He knew all along.
At the outset of the pandemic, President Donald Trump routinely downplayed the dangers of COVID-19 in public, claiming the virus would disappear "like a miracle" and that Americans didn't need to bother with social distancing and face masks because it would all "work out fine."
But, in private, Trump admitted he knew better, a bombshell new book reveals.
The forthcoming book by Bob Woodward _ based in part on more than a dozen interviews with Trump _ quotes the president as confessing he was aware of the deadliness of the virus even before it hit the U.S. and that he misled the American people about it because he didn't want to cause "panic."
On Wednesday, Woodward released recordings of his interviews with Trump to CNN and The Washington Post corroborating the explosive accounts included in his book, "Rage," which is set to be released Sept. 15.
"This is deadly stuff," Trump told Woodward in a recorded interview on Feb. 7, adding he had learned from his public health advisers that COVID-19 was about five times "more deadly" than the seasonal flu.
At the time of that interview, the first U.S. coronavirus death was still weeks away, and Trump kept saying publicly that Americans had nothing to worry about because COVID-19 wasn't worse than a bad flu season.
"We have it very much under control in this country," Trump told reporters on Feb. 23.
In another interview with Woodward on March 19, though, Trump admitted that his upbeat assessment was misleading.
"Really to be honest with you, I wanted to always play it down," Trump told Woodward in the March interview, according to another recording released Wednesday. "I still like playing it down, because I don't want to create a panic."
Trump also told Woodward he understood young people could suffer severe symptoms from COVID-19.
"Just today and yesterday, some startling facts came out. It's not just old, older. Young people, too, plenty of young people," Trump said in the March interview.
Trump has recently insisted that young people don't suffer from the virus, including saying last month that they are "almost immune."
It would take until June for Trump to publicly endorse a national mandate on face masks, social distancing and pandemic restrictions on businesses.
If Trump had called on states to shut down their economies and enforce social distancing restrictions earlier, thousands of American lives could have been saved, according to public health experts.
"Even a simple thing like voicing encouragement of face mask usage early on _ that could've saved hundreds of thousands of lives," said Dr. Dean Winslow, an infectious disease expert at Stanford University who was once under consideration by Trump to become a senior-ranking public health official at his Defense Department.
"There were a lot of really, really missed opportunities, and in my mind, the biggest one was not mustering the full force of the federal government," Winslow added. "We're still suffering from that."
More than 190,000 Americans have died from the virus so far _ the worst national death toll in the world by far. The U.S. also leads the world in the number of confirmed infections, and several states are experiencing resurgences of the virus.
Despite Woodward's audio recordings, White House press secretary Kayleigh McEnany claimed Trump never lied to the American people about COVID-19.
"The president never downplayed the virus. He expressed calm," McEnany told reporters Wednesday afternoon. "The president was expressing calm, the president was hopeful."
Woodward _ whose work with Carl Bernstein helped uncover President Richard Nixon's Watergate scandal _ writes in the book that Trump's own top advisers repeatedly warned him in early 2020 that COVID-19 could inflict a catastrophic toll on the U.S.
"This will be the biggest national security threat you face in your presidency," Robert O'Brien, Trump's national security adviser, told the president on Jan. 28, according to Woodward. "This is going to be the roughest thing you face."
But Trump apparently didn't heed O'Brien's warnings and spent the following months publicly downplaying the severity of the virus.

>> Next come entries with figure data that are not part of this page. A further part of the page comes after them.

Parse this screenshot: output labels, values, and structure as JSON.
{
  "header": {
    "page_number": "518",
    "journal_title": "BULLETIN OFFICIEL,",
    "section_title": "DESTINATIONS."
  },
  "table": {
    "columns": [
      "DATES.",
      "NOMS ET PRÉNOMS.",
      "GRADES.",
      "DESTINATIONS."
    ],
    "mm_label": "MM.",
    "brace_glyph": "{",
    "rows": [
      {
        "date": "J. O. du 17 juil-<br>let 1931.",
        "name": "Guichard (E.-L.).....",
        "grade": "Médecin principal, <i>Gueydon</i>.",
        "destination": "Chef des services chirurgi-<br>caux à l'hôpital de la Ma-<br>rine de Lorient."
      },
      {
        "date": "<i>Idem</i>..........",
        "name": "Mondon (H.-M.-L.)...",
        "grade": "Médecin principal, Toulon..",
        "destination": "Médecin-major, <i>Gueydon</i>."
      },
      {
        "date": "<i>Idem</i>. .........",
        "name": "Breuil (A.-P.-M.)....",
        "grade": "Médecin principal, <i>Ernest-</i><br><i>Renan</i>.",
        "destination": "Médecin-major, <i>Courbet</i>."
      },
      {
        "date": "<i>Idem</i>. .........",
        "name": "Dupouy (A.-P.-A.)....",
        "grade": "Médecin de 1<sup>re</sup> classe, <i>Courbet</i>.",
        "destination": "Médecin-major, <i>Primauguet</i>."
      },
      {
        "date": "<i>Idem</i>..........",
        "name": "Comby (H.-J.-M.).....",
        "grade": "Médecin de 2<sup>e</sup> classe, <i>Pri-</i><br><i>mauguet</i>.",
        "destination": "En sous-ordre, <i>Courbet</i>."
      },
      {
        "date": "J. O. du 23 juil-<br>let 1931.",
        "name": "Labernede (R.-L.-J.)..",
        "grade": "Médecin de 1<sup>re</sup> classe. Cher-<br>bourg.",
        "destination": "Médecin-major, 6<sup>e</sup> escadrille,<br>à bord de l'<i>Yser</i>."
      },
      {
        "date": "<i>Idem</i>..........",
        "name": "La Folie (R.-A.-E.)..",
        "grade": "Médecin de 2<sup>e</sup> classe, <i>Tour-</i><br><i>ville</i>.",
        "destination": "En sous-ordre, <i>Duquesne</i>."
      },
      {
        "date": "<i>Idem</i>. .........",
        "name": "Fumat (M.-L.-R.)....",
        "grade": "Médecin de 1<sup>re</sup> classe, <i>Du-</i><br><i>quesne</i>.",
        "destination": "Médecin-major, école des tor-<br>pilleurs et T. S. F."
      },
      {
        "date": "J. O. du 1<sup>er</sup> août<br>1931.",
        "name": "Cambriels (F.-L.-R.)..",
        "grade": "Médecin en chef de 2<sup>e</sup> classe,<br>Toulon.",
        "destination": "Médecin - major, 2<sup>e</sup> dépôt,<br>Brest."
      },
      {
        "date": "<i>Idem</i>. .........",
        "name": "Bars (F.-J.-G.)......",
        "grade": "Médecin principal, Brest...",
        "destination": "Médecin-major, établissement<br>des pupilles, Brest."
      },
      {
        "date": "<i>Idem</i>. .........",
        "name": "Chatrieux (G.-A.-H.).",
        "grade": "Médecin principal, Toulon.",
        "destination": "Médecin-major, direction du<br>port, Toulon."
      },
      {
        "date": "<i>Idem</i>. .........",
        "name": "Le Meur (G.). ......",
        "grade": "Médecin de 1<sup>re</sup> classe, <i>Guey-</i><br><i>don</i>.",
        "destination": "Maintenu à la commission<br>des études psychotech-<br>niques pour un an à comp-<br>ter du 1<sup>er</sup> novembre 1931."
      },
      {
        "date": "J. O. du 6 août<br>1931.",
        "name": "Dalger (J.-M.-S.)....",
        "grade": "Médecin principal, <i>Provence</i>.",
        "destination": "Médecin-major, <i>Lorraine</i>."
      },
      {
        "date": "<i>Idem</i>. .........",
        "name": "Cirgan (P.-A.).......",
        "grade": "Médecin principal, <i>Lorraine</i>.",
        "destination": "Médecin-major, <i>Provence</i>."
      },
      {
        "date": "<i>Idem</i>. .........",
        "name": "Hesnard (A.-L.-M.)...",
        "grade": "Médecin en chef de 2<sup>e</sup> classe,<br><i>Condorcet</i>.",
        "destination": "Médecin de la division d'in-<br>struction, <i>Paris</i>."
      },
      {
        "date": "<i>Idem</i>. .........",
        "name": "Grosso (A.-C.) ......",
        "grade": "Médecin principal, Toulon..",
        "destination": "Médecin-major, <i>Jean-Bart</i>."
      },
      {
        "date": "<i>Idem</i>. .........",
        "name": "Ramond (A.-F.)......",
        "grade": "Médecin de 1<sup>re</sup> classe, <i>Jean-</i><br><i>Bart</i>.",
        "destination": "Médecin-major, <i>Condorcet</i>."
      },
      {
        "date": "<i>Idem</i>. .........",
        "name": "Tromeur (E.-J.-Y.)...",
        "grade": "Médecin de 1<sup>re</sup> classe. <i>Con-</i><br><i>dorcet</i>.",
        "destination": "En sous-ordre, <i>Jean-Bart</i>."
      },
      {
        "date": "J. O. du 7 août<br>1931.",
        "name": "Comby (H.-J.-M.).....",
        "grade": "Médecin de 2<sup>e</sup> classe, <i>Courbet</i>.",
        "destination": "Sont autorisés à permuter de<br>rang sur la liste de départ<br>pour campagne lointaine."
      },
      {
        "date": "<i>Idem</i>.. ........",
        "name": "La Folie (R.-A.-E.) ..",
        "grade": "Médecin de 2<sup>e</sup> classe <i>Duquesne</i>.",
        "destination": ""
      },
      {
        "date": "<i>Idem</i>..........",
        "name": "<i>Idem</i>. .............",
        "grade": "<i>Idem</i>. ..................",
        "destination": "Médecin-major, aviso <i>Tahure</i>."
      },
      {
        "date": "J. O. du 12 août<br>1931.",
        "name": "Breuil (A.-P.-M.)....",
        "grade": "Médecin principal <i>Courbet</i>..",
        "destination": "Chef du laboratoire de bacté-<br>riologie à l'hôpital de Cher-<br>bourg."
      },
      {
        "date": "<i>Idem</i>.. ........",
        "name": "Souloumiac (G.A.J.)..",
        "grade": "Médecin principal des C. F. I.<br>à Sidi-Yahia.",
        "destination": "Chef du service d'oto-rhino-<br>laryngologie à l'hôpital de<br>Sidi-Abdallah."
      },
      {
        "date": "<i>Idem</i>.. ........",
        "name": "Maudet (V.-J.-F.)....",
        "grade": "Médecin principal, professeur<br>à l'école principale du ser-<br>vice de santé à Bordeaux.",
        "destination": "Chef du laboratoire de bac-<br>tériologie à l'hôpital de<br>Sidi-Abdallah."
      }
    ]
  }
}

"You have 15 people, and the 15 within a couple of days is going to be down to close to zero," Trump said on Feb. 26 of the number of COVID-19 infections in the U.S. at the time.
Woodward writes that Trump's failure to act in February proved one of the worst missed opportunities of his presidency.
In the past few weeks, Trump has renewed his push for states to rapidly reopen their economies.
He has also held packed campaign rallies in violation of his own administration's COVID-19 guidelines while mocking people for wearing masks, including telling a reporter at the White House earlier this week that he didn't want to answer his question because he sounded "muffled."
Trump's flip-flopping on the virus comes even as health experts fear that the fall could bring another massive outbreak.
In his final interview with Woodward in July, Trump suggested he's not taking a more aggressive stance on the virus because he doesn't consider himself to be at fault.
"The virus has nothing to do with me," Trump said in the July 21 interview. "It's not my fault. China let the damn virus out."